8. Thabo Ntene - Lesotho
Aku tak akan pernah melupakan perjalanan ke Qacha’s Nek dengan ‘Me’ Polo, seorang perempuan yang menjabat sebagai Communication Officer di Lesotho. Kami berangkat ke Tebellong, dengan medan yang sangat buruk. Mobil yang kami kendarai bahkan harus melintasi sungai. Saat di sungai, ‘Me’ Polo mengingatkan saya untuk kembali. Namun saya katakan padanya bahwa di sebelah sana, beberapa orang sedang membbutuhkan bantuan Jhpiego. Lalu, saya kemudikan mobil 4x4 itu. ‘Me’ Polo tampak memejamkan mata dan membukanya setelah saya beritahu bahwa kami berhasil melintasi sungai. Sebab kita berniat menyelematkan nyawa orang lain, maka kita harus pergi sebagaimana rencana awal. Orang-orang ini akan belajar tentang VMMC, dan itu sangat penting.
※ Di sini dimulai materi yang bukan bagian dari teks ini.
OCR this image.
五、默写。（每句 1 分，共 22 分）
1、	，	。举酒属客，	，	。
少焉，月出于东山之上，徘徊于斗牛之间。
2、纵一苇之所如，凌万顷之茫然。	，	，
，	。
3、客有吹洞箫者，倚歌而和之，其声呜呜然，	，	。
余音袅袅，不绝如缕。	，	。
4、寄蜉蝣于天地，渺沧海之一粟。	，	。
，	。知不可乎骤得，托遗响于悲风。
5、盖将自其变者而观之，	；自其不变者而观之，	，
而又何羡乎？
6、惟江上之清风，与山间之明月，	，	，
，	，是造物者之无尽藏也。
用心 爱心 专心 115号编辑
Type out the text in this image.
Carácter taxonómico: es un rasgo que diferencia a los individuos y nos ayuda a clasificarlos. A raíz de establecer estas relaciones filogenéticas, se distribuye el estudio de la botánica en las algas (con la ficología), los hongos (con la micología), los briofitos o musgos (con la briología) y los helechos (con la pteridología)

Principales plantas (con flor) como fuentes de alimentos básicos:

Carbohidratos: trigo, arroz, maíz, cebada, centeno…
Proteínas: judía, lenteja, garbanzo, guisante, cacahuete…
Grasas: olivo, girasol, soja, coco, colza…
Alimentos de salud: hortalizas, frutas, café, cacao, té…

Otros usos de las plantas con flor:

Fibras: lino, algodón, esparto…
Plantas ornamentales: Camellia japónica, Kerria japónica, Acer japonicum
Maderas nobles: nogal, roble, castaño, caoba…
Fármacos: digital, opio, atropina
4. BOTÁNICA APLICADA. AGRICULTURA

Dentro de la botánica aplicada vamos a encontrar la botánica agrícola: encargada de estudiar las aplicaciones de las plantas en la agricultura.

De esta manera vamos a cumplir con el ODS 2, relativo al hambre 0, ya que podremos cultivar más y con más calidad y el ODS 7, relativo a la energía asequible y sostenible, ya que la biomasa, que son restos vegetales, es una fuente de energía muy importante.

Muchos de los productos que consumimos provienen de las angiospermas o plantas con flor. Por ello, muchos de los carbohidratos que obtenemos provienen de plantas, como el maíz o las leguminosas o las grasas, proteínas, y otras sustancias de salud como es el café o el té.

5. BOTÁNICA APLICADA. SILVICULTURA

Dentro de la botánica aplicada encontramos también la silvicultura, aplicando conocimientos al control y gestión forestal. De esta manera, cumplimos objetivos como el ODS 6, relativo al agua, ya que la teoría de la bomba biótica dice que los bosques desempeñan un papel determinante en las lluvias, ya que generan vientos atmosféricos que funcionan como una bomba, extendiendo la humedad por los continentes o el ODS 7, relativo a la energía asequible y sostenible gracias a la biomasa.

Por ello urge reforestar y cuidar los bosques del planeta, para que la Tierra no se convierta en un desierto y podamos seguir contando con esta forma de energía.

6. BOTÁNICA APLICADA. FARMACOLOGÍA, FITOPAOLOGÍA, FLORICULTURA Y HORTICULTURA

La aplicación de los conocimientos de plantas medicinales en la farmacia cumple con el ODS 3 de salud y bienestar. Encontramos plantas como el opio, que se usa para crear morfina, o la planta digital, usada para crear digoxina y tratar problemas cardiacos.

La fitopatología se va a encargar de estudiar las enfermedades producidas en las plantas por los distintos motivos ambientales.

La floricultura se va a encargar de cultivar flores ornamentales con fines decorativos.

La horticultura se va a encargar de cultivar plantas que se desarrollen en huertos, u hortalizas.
Kami dapat menyelesaikan tujuan perjalanan ini.
9. Judith Bernard - Haiti
Tahun 2014 saya ditugaskan menjemput sejumlah staf di lapangan. Jalan hampir tak dapat diakses akibat musim hujan panjang. Setelah mengemudi 40 kilometer di bawah hujan lebat, tibalah saya pada daerah yang dipenuhi air dan lumpur. Sebuah truk di depan saya, terdampar dalam posisi terbenam lumpur hingga seluruh bagian ban. Saya harus menemukan jalan keluar. Saya singsingkan celana hingga ke lutut. Menggunakan dua ban depan, saya aktifkan four-wheel drive. Ini memungkinkan mobil untuk bergerak di lumpur, meski dengan sangat perlahan sebab posisi mobil sampai miring. Saya harus banting stir untuk mempertahankan keseimbangan, sebab mobilnya bergerak ke segala arah. Dengan menambah sedikit tekanan pada pedal gas, saya keluar dari kesulitan itu. Saya pun keluar dari mobil, melihat posisi mobil sekarang yang berdiri aman di tempat yang rasanya tidak mungkin dapat diraih. Semua anggota tim ucapkan selamat atas pencapaian prestasi besar ini.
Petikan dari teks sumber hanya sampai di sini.